My pastor spoke very honestly about deep prayer this weekend. “It’s not light duty,” he said, and it’s so true. It’s costly; intercessory prayer requires time and focus.

When we are urged by God to enter into committed prayer, there is something in us that…hesitates.

It’s more than laziness (although sometimes it is that). We don’t want to get let down. We don’t want to invest emotionally in a prayer, ask fervently of God for months or years on end, only to have God say no. I certainly don’t. Like all of us, I have a number of requests in God’s inbox right now that carry the potential to really dishearten me if they’re denied (and if I don’t guard my heart).

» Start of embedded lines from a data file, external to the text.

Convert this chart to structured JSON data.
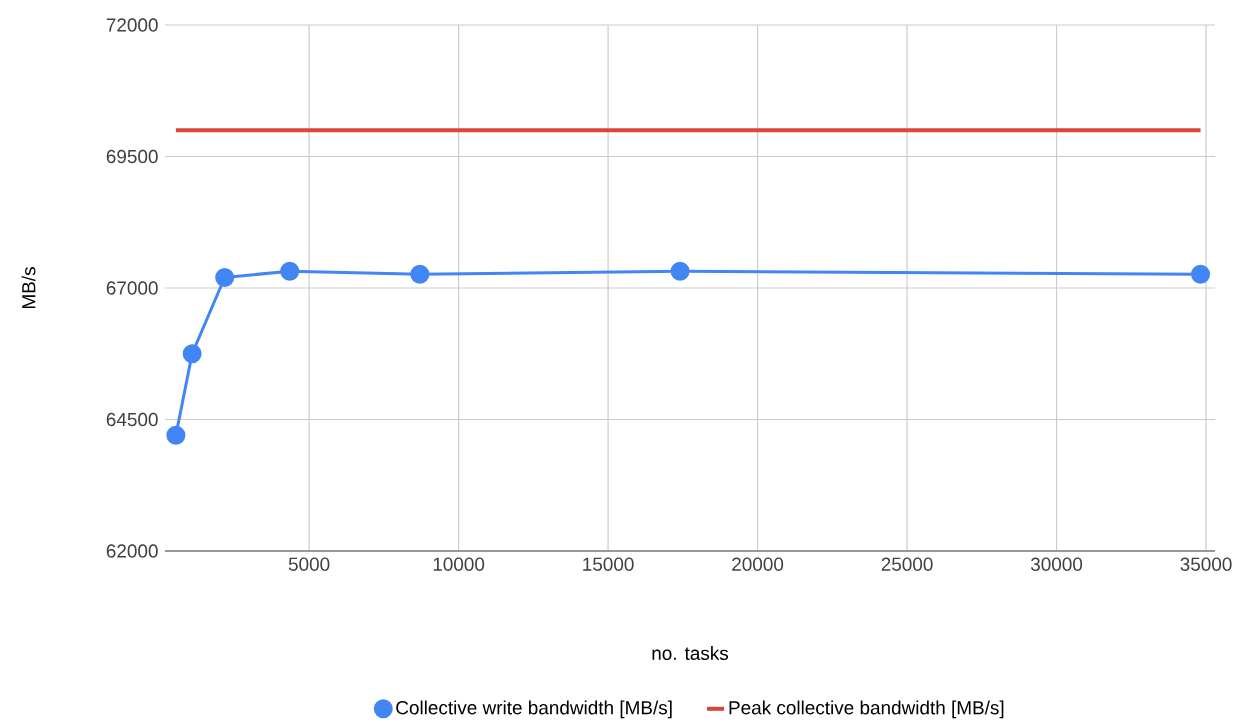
{
  "chart_data": {
    "type": "line",
    "xlabel": "no. tasks",
    "ylabel": "MB/s",
    "x": [
      544,
      1088,
      2176,
      4352,
      8704,
      17408,
      34816
    ],
    "series": [
      {
        "name": "Collective write bandwidth [MB/s]",
        "color": "#4285f4",
        "marker": "circle",
        "values": [
          64200,
          65750,
          67200,
          67320,
          67260,
          67320,
          67260
        ]
      },
      {
        "name": "Peak collective bandwidth [MB/s]",
        "color": "#db4437",
        "marker": "none",
        "x": [
          544,
          34816
        ],
        "values": [
          70000,
          70000
        ]
      }
    ],
    "xlim": [
      180,
      35300
    ],
    "ylim": [
      62000,
      72000
    ],
    "xticks": [
      5000,
      10000,
      15000,
      20000,
      25000,
      30000,
      35000
    ],
    "yticks": [
      62000,
      64500,
      67000,
      69500,
      72000
    ],
    "grid": true,
    "legend": "bottom",
    "line_style": "solid"
  }
}
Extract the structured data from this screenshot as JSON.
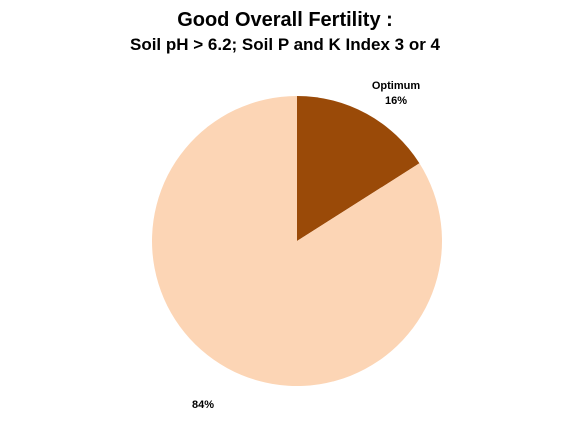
{
  "chart_data": {
    "type": "pie",
    "title": "Good Overall Fertility :",
    "subtitle": "Soil pH > 6.2; Soil P and K Index 3 or 4",
    "slices": [
      {
        "label": "Optimum",
        "value": 16,
        "value_label": "16%",
        "color": "#9a4a08"
      },
      {
        "label": "",
        "value": 84,
        "value_label": "84%",
        "color": "#fcd5b5"
      }
    ]
  }
}
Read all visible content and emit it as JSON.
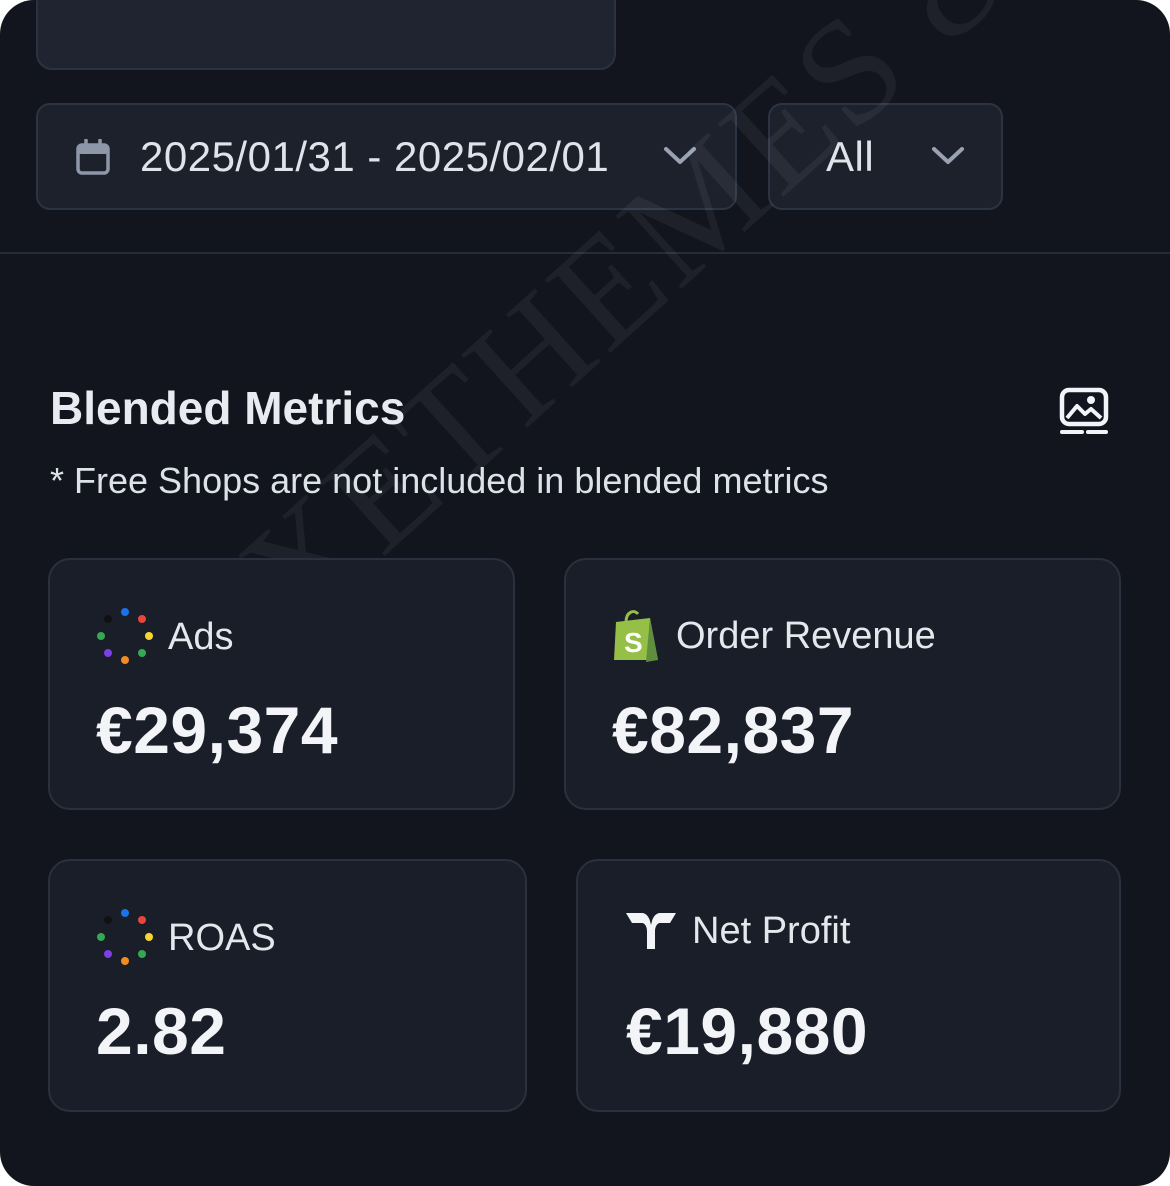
{
  "filters": {
    "date_range": "2025/01/31 - 2025/02/01",
    "segment": "All"
  },
  "section": {
    "title": "Blended Metrics",
    "note": "* Free Shops are not included in blended metrics"
  },
  "metrics": [
    {
      "label": "Ads",
      "value": "€29,374",
      "icon": "ads-dots-icon"
    },
    {
      "label": "Order Revenue",
      "value": "€82,837",
      "icon": "shopify-bag-icon"
    },
    {
      "label": "ROAS",
      "value": "2.82",
      "icon": "ads-dots-icon"
    },
    {
      "label": "Net Profit",
      "value": "€19,880",
      "icon": "brand-logo-icon"
    }
  ],
  "watermark": "LUXETHEMES & CO.",
  "colors": {
    "background": "#12151d",
    "card": "#1a1e28",
    "shopify_green": "#95bf47"
  }
}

Sure, we have our “Theology of No” to help explain things. Maybe it wasn’t God’s will; maybe he has something better. Often, he does. But that doesn’t make the disappointment any less real in the moment, doesn’t make our toilings feel any less wasted while we wait to see the better. The wait could be years.

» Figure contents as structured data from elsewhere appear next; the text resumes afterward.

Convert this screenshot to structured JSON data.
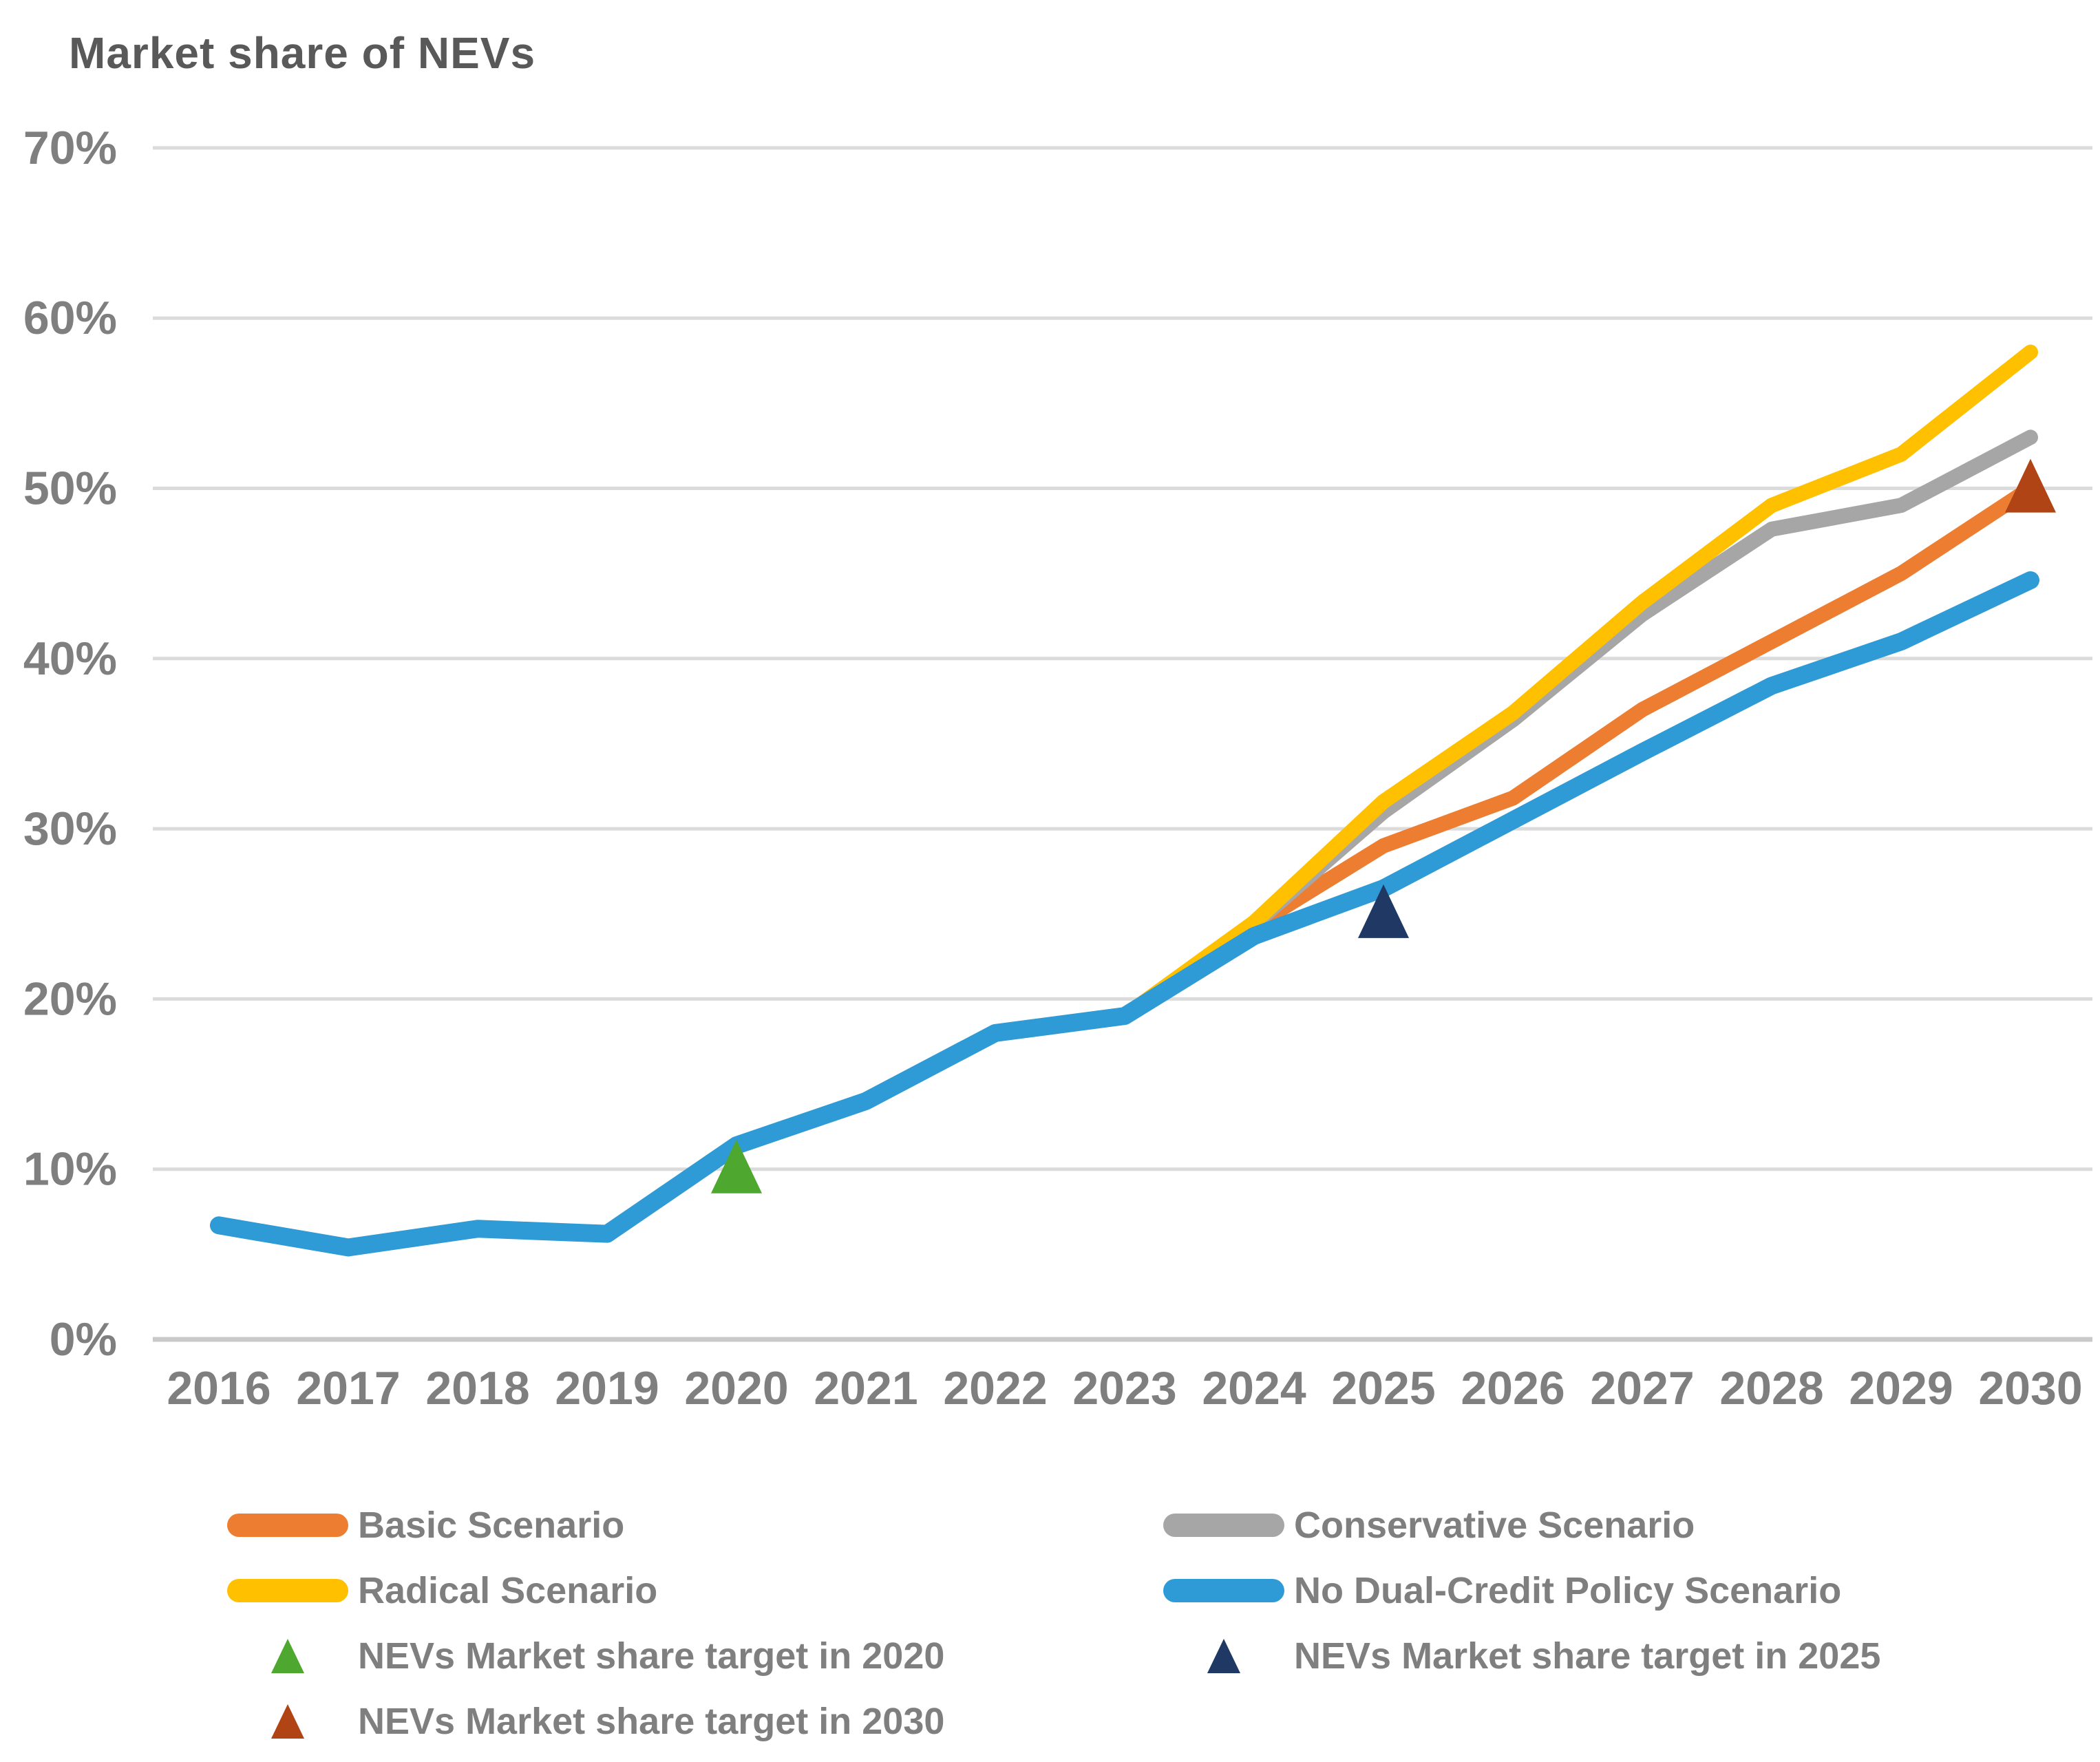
{
  "chart_data": {
    "type": "line",
    "title": "Market share of NEVs",
    "x": [
      2016,
      2017,
      2018,
      2019,
      2020,
      2021,
      2022,
      2023,
      2024,
      2025,
      2026,
      2027,
      2028,
      2029,
      2030
    ],
    "ylim": [
      0,
      70
    ],
    "ytick_labels": [
      "0%",
      "10%",
      "20%",
      "30%",
      "40%",
      "50%",
      "60%",
      "70%"
    ],
    "grid": true,
    "legend_position": "bottom",
    "series": [
      {
        "name": "Basic Scenario",
        "color": "#ED7D31",
        "values": [
          6.7,
          5.4,
          6.5,
          6.2,
          11.4,
          14,
          18,
          19,
          24.3,
          29,
          31.8,
          37,
          41,
          45,
          50
        ]
      },
      {
        "name": "Conservative Scenario",
        "color": "#A6A6A6",
        "values": [
          6.7,
          5.4,
          6.5,
          6.2,
          11.4,
          14,
          18,
          19,
          24.4,
          31,
          36.4,
          42.6,
          47.6,
          49,
          53
        ]
      },
      {
        "name": "Radical Scenario",
        "color": "#FFC000",
        "values": [
          6.7,
          5.4,
          6.5,
          6.2,
          11.4,
          14,
          18,
          19,
          24.5,
          31.6,
          36.8,
          43.3,
          49,
          52,
          58
        ]
      },
      {
        "name": "No Dual-Credit Policy Scenario",
        "color": "#2E9AD6",
        "values": [
          6.7,
          5.4,
          6.5,
          6.2,
          11.4,
          14,
          18,
          19,
          23.7,
          26.5,
          30.5,
          34.5,
          38.4,
          41,
          44.6
        ]
      }
    ],
    "targets": [
      {
        "name": "NEVs Market share target in 2020",
        "x": 2020,
        "y": 10,
        "color": "#4EA72E"
      },
      {
        "name": "NEVs Market share target in 2025",
        "x": 2025,
        "y": 25,
        "color": "#1F3864"
      },
      {
        "name": "NEVs Market share target in 2030",
        "x": 2030,
        "y": 50,
        "color": "#B04414"
      }
    ],
    "legend": [
      {
        "label": "Basic Scenario",
        "marker": "line",
        "color": "#ED7D31"
      },
      {
        "label": "Conservative Scenario",
        "marker": "line",
        "color": "#A6A6A6"
      },
      {
        "label": "Radical Scenario",
        "marker": "line",
        "color": "#FFC000"
      },
      {
        "label": "No Dual-Credit Policy Scenario",
        "marker": "line",
        "color": "#2E9AD6"
      },
      {
        "label": "NEVs Market share target in 2020",
        "marker": "triangle",
        "color": "#4EA72E"
      },
      {
        "label": "NEVs Market share target in 2025",
        "marker": "triangle",
        "color": "#1F3864"
      },
      {
        "label": "NEVs Market share target in 2030",
        "marker": "triangle",
        "color": "#B04414"
      }
    ],
    "style": {
      "gridline_color": "#DBDBDB",
      "axis_line_color": "#C9C9C9",
      "tick_label_color": "#7F7F7F",
      "title_color": "#595959"
    }
  }
}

And when this happens, there is the temptation to sigh, or throw up our hands, and stop praying – “let God do whatever he wants”. It sounds holy on the surface. We might even justify it with more theology. “God knows best anyway.” “God knows what we need before we ask, so we don’t need to ask.” And this is all true.

But sometimes – the fruit is what we give up on committed prayer.

So I’m asking myself – is this good theology just a cover up for my fear of a no? An excuse for prayers that slowly become timid and cold?